There is, he said, an “ethical risk” in “reinforcing facts on the ground” and “re-engineering the ethnic geography” of Syria as a result of the programs, which are, after all, co-written with a government that is still keeping ordinary relief supplies away from hundreds of thousands of people, expelling residents from their communities and engaging in countless illegal violent attacks in contravention to international law.
The deeper risks of that re-engineering, and the U.N.’s potential role in it, have already been examined in an independent study of the Syrian city of Homs, which was devastated by the Assad regime and surrendered to the regime in 2014, an event also followed by mass deportations.
The study conducted by a Dutch NGO, Pax, and the Syria Institute, an independent, Washington-based think tank, warns that the deported residents are “effectively excluded from rebuilding efforts undertaken by the Syrian government in cooperation with U.N. agencies with the support of foreign donor states.”
The study also notes that “international support for Syrian government efforts to rebuild the Homs neighborhoods that it intentionally destroyed and depopulated may serve to incentivize similar atrocities elsewhere by paying the government “war crimes dividends” instead of holding it accountable. Indeed, the ‘Homs model’ has served as a blueprint for the destruction and depopulation of other key locations,” such as eastern Aleppo, which fell to Assad in late 2016.
The study, based mostly on interviews with deportees, notes that U.N.-assisted efforts to clear debris and re-establish civic life in Homs “does not appear to include efforts to account for the rights of original property owners.”

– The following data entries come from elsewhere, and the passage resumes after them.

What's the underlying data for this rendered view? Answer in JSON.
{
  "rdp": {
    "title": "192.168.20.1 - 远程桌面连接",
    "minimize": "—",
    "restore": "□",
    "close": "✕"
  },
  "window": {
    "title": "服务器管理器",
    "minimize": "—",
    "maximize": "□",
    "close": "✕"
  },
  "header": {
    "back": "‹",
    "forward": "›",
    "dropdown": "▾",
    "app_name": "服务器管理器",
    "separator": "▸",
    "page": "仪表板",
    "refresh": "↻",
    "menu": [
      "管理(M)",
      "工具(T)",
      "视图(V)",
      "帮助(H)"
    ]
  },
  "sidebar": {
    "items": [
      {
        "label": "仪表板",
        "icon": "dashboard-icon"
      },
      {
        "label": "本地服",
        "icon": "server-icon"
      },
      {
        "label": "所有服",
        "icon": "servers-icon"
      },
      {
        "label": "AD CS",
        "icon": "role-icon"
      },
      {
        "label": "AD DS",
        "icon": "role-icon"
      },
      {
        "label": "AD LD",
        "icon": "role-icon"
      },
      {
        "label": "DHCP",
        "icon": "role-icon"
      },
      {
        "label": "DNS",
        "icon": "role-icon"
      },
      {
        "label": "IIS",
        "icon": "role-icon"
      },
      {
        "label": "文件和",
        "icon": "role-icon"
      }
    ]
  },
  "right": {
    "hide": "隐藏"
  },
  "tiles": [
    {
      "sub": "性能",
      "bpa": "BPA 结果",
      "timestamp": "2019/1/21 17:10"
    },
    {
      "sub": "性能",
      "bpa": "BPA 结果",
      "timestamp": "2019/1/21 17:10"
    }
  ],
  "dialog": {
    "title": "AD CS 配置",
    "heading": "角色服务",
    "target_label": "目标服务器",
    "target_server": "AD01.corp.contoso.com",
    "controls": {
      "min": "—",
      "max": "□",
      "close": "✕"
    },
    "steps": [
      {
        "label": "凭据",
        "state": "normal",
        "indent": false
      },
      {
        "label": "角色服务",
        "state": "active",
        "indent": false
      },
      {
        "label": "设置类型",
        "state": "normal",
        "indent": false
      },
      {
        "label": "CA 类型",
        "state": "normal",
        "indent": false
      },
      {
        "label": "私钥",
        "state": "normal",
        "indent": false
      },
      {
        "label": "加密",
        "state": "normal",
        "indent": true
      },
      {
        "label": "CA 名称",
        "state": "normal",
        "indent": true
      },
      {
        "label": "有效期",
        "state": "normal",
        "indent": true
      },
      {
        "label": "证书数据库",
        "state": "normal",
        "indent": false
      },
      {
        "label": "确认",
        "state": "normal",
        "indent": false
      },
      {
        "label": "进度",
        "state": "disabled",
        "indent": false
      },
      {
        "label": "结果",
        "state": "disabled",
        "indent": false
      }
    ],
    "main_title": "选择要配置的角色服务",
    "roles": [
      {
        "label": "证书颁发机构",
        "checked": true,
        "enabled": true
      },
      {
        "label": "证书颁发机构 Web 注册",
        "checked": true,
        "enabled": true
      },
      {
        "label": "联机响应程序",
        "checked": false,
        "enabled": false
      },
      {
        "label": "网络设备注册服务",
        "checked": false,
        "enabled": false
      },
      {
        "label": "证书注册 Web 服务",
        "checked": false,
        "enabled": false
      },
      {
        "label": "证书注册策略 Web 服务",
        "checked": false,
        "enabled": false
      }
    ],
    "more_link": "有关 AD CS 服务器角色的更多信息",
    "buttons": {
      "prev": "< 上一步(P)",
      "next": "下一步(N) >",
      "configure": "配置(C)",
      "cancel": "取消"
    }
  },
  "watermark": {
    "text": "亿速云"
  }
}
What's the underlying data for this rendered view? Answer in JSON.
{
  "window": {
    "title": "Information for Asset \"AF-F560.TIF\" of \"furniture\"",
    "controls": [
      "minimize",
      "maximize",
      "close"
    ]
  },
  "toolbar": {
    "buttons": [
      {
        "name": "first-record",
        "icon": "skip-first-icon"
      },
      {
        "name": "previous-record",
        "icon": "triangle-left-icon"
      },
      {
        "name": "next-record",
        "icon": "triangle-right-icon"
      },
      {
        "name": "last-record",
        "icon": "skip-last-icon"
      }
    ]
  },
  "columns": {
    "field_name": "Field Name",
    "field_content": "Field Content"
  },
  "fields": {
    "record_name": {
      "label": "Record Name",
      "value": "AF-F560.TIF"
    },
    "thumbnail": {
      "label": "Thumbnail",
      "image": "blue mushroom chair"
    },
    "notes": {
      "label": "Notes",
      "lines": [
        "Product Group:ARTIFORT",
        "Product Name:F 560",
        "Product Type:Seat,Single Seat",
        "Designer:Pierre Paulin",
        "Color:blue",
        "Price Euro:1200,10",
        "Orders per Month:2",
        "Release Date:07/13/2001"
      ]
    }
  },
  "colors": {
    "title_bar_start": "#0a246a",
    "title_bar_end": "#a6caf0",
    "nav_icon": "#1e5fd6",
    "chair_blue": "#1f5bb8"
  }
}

The efforts also served to fortify and consolidate the holdings of Homs’ Alawite residents, members of the same minority group as Assad, and considered the regime’s strongest supporters.
Through its rehabilitation and support efforts in Homs, the study warns, “U.N. agencies may be inadvertently deepening sectarian schisms, validating war crimes, and removing any hope of return for many of the original inhabitants.”

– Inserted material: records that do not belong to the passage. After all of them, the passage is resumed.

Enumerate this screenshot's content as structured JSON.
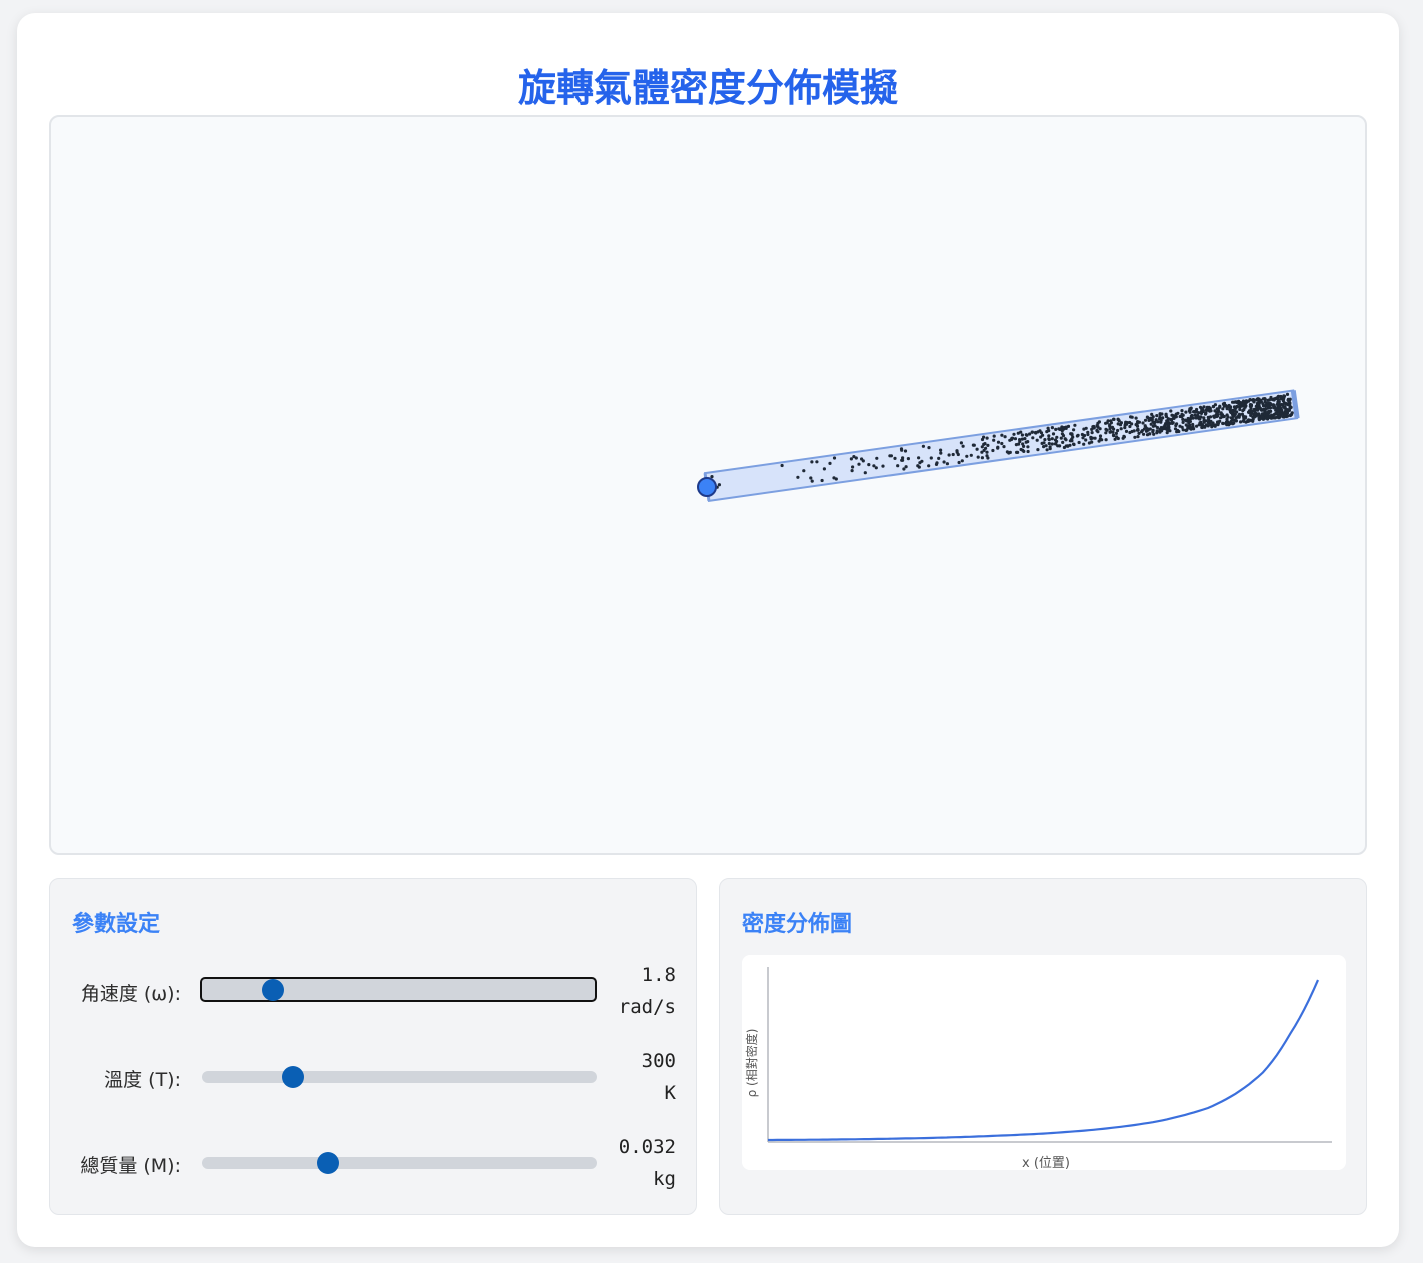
{
  "page": {
    "title": "旋轉氣體密度分佈模擬"
  },
  "simulation": {
    "tube_fill_color": "#d7e3fa",
    "tube_border_color": "#7c9fe0",
    "pivot_color": "#3b82f6",
    "particle_color": "#1f2937"
  },
  "controls": {
    "title": "參數設定",
    "sliders": [
      {
        "label": "角速度 (ω):",
        "value": "1.8",
        "unit": "rad/s",
        "fraction": 0.18,
        "focused": true
      },
      {
        "label": "溫度 (T):",
        "value": "300",
        "unit": "K",
        "fraction": 0.23,
        "focused": false
      },
      {
        "label": "總質量 (M):",
        "value": "0.032",
        "unit": "kg",
        "fraction": 0.32,
        "focused": false
      }
    ]
  },
  "density_panel": {
    "title": "密度分佈圖"
  },
  "chart_data": {
    "type": "line",
    "xlabel": "x (位置)",
    "ylabel": "ρ (相對密度)",
    "grid": false,
    "series": [
      {
        "color": "#3b6fdc",
        "x": [
          0,
          0.1,
          0.2,
          0.3,
          0.4,
          0.5,
          0.6,
          0.7,
          0.8,
          0.85,
          0.9,
          0.95,
          1.0
        ],
        "y": [
          0.0,
          0.002,
          0.006,
          0.012,
          0.022,
          0.036,
          0.06,
          0.1,
          0.18,
          0.26,
          0.38,
          0.6,
          0.9
        ]
      }
    ]
  }
}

Meantime, the mayhem continues across Syria, as Assad and his Russian and Iranian allies carry out more of the “surrender or die” strategy that aims crushing attacks against resistance controlled areas, and continues to bomb hospitals, civil centers, schools and civilian markets as part of the process, actions that are all considered war crimes.
According to the non-government organization Siege Watch — also supported by Pax and the Syria Institute -- in a report issued June 19, at least five Syrian communities have surrendered to Assad between February and April, accompanied by forced deportations of tens of thousands --also considered a war crime — and in many cases continued atrocities.
Meantime, U.N. humanitarian convoys continue to be blocked by Assad’s military from still-besieged areas, and medical supplies are routinely removed, despite U.N. protests, when they get through.
Thus the biggest paradox of all in the U.N.’s “strategic framework” efforts in Syria: the world organization is partnered with a tyrant in restoring a country he is still in the process of destroying.